GuardedString and memory persistence with the JVM

Question

Context

I recently had a cryptography lecture and we discussed about persistence of critical elements in memory. Typically, C/C++ library Libsodium suggests to clear any buffer that contained sensitive information, such as a secret (ref). I know that GuardedString is backed by an array of bytes and the docs recommends to call the method dispose once the stored secret is no longer used, that fills the array of bytes using Arrays.fill.

Question

Does the JVM guarantee that the values of the byte array are gone when overwritten or may the original values remain in memory under certain conditions ? For example, unused/unreferenced Strings are conserved in the Java String Pool until a garbage collection is triggered. Are there similar caching or mechanisms for other types such as the byte array that can compromise the secret that should be disposed from the GuardedString ? Any reference in the specs of the JVM ?

Many thanks !

Answer 1

In Java one usually would use char[] array instead of String because this allows to manually zero the data in the array.

However even then the data might not be fully unset as per this answer:

As noted in the comments, it's possible that arrays being moved by the garbage collector will leave stray copies of the data in memory. I believe this is implementation-specific - the garbage collector may clear all memory as it goes, to avoid this sort of thing. Even if it does, there's still the time during which the char[] contains the actual characters as an attack window.

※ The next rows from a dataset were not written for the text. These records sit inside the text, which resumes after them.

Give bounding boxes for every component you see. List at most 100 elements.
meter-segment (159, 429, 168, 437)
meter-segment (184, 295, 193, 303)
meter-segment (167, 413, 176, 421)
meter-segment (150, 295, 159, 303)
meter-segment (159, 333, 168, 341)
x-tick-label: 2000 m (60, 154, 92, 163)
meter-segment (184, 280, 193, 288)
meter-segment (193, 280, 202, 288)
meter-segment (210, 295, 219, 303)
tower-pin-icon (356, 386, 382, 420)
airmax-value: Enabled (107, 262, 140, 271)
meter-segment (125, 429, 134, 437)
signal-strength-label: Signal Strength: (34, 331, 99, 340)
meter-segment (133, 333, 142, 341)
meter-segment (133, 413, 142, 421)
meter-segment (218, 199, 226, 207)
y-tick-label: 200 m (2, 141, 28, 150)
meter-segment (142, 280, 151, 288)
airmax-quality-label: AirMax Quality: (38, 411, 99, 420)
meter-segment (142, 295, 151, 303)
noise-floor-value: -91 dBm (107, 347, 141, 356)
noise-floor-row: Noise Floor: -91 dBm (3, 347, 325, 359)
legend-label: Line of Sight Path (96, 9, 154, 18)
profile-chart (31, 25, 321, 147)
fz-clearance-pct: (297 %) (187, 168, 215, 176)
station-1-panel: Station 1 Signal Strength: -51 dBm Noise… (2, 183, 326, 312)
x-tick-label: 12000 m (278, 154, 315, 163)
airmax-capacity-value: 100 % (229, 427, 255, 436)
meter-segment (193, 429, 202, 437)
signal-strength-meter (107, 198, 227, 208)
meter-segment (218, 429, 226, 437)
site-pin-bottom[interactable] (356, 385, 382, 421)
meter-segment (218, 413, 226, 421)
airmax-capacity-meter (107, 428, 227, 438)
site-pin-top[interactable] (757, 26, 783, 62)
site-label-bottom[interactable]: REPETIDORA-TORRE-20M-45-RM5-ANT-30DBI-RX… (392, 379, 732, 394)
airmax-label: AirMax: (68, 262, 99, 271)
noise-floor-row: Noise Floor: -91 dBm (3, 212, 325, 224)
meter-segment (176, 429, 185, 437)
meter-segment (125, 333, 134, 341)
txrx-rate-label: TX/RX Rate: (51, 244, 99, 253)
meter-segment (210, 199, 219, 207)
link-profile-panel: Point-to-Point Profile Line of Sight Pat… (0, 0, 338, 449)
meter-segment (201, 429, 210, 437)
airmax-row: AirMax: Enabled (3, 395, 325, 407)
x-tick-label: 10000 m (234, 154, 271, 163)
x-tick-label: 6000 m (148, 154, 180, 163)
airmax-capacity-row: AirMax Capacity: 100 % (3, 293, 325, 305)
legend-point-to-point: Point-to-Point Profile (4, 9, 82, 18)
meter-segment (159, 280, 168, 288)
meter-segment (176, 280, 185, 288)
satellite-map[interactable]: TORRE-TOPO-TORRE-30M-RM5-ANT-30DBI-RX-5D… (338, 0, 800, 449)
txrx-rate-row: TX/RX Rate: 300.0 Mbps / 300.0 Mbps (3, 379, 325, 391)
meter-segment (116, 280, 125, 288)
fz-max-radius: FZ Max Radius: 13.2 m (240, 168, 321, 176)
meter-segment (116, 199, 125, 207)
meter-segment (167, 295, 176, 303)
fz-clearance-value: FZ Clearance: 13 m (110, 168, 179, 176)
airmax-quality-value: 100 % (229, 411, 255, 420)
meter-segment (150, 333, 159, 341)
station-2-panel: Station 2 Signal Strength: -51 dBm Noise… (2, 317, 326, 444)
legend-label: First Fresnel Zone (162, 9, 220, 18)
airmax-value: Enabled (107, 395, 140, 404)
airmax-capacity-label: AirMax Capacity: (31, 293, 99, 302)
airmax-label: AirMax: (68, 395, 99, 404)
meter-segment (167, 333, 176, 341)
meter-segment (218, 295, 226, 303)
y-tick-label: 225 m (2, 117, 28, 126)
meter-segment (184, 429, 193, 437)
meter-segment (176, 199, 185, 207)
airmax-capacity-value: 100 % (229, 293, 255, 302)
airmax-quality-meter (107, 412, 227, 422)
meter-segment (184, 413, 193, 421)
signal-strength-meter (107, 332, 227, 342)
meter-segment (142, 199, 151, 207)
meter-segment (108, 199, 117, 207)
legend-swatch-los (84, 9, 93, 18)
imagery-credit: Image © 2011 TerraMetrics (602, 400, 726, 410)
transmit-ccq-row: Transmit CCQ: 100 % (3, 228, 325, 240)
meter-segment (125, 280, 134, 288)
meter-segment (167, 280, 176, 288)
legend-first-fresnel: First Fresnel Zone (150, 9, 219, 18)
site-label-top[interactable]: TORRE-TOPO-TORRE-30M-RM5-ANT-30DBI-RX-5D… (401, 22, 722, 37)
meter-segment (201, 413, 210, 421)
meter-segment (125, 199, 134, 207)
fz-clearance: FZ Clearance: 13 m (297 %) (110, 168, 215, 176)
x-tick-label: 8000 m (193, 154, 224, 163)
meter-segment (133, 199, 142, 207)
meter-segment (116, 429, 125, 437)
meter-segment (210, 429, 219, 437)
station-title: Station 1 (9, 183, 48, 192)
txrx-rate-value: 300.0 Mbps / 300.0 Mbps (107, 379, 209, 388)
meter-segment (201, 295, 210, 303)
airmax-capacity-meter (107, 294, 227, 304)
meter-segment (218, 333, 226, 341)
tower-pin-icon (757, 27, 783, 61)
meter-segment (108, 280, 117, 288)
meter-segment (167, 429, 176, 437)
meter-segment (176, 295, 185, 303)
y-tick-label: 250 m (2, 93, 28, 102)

Similar problem exists in C/C++ if the compiler decides to optimize out memset. As per 11.4. Specially Protect Secrets (Passwords and Keys) in User Memory:

A Bugtraq post by Andy Polyakov (November 7, 2002) reported that the C/C++ compilers gcc version 3 or higher, SGI MIPSpro, and the Microsoft compilers eliminated simple inlined calls to memset intended to overwrite secrets. This is allowed by the C and C++ standards. Other C/C++ compilers (such as gcc less than version 3) preserved the inlined call to memset at all optimization levels, showing that the issue is compiler-specific. Simply declaring that the destination data is volatile doesn’t help on all compilers; both the MIPSpro and Microsoft compilers ignored simple "volatilization". Simply "touching" the first byte of the secret data doesn’t help either; he found that the MIPSpro and GCC>=3 cleverly nullify only the first byte and leave the rest intact (which is actually quite clever - the problem is that the compiler’s cleverness is interfering with our goals).